Wednesday, March 16, 2011

ET in Hollywood - Keyhoe vs. Sagan

The new film Battle: Los Angeles represents a Hollywood version of extraterrestrial life that mirrors the views of Donald Keyhoe and those who have followed him (just about every modern pro-ETH researcher), which is to say the people who would have us believe that aliens are only slightly more technologically advanced than we are, and basically act with the same motivations as us.



This modern version of the "aliens-as-us-in-flying-saucers" meme, while admittedly more nihilistic and violent, is more or less the same as classic 1950s sci-fi epics like The Day The Earth Stood Still.



For the most part, the views that Hollywood have given us of aliens mirror those of the pro-ETH UFO research community. What once might have seemed imaginative has long since been revealed as wholly unrealistic from a scientific sense. Hence the term "science fiction", which applies equally to Keyhoe-ian UFO research as it does to Hollywood blockbusters.

But every now and then, a film comes along that offers a different and possibly more realistic view of what an encounter with an extraterrestrial intelligence will be like, and what it will mean for humanity. Here is one of my favourites - Contact:



The film wasn't perfect, of course - few films ever achieve that standard. But the issues it raised, and the way it raised them, provide a better glimpse of what might lie ahead than a film like Battle: Los Angeles, or even a classic like The Day The Earth Stood Still.

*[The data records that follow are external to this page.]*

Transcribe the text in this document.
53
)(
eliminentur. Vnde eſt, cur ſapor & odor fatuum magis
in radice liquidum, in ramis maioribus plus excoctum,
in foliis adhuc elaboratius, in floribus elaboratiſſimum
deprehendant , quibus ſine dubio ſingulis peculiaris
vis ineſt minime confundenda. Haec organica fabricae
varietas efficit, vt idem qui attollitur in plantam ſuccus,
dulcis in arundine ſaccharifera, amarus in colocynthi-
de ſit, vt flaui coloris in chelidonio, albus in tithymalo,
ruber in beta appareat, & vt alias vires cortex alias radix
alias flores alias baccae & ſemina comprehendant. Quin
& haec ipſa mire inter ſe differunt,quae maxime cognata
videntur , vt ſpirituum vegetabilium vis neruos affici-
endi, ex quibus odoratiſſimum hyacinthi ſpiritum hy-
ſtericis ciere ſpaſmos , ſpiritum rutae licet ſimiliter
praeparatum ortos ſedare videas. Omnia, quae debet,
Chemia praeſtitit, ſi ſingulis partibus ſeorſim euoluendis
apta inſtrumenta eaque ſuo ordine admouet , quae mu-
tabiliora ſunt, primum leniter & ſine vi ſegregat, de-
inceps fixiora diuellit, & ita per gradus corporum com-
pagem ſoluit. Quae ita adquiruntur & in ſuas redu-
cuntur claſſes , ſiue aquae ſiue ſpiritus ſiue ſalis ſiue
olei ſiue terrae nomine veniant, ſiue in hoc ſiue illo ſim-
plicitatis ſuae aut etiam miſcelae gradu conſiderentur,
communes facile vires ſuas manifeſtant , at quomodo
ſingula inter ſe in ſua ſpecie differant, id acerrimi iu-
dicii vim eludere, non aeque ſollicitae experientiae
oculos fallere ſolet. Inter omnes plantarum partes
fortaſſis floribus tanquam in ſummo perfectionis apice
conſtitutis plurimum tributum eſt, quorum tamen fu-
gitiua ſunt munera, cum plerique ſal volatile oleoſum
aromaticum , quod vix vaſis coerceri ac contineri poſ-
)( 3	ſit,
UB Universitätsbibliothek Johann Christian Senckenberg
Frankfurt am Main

For that we can thank Carl Sagan, who might not have had much use for the UFO phenomenon, but had a much better grasp than do most UFO researchers and  Hollywood films in terms of what to expect from an encounter with an extraterrestrial civilization.

Paul Kimball

4 comments:

Red Pill Junkie said...

Good choice!

Here are four other options:

1)The First Star Trek movie. The idea that the Voyager probe eventually transforms (with a little help) into a sentient A.I. with an amount of knowledge that literally spans the known Universe is pretty provocative. I'm sure our late Mac Tonnies would have picked that one as a personal favorite ;)

2)Sphere. Granted, the movie kinda sucked, but nevertheless its interesting to analyze how the possibility of a true alien artifact so powerful that it can endow a human being with the ability to manifest things through the energy of the mind alone, could be so disruptive and dangerous to our entire way of existence --something to think about when you start considering the whole reverse-engineering stories about Roswell. This approach to show the alien as TRULY alien was something you rarely see in Cinema; except with...

3)Solaris. People reject the latest version with George Clooney, but I don't have a problem with it. And it's very interesting to be treated with the idea that sentience could be applicable to things like entire planets.

And of course, the all-time favorite:

4)2001. Nuff said! :)

Paul Kimball said...

RPJ,

I'm definitely with you on #1, at least in terms of the return of "V'Ger" part, and I also love 2001 and Solaris (more the Soviet original, but I also thought the Clooney version was well done). I've never seen Sphere, so I can't comment on that.

I would also add "Doing Time", which Mac and I wrote as a play, and we collaborated on as a screenplay before he passed away. I finished it after his death, and hope to get it made over the next year. Smart sci-fi, different from the play in many respects, but true to the original vision Mac and I had. In many ways, very Sagan-esque.

Paul

Red Pill Junkie said...

I'd love to see "Doing Time" on film! In the meantime, have you considered first releasing a graphic novel adaptation, in order to attract investors to the project? I just happen to know the perfect artist for the job :)

Paul Kimball said...

I quite like his work. Alas, there is absolutely no money for that kind of development, although I would love to see a graphic novel version of the screenplay.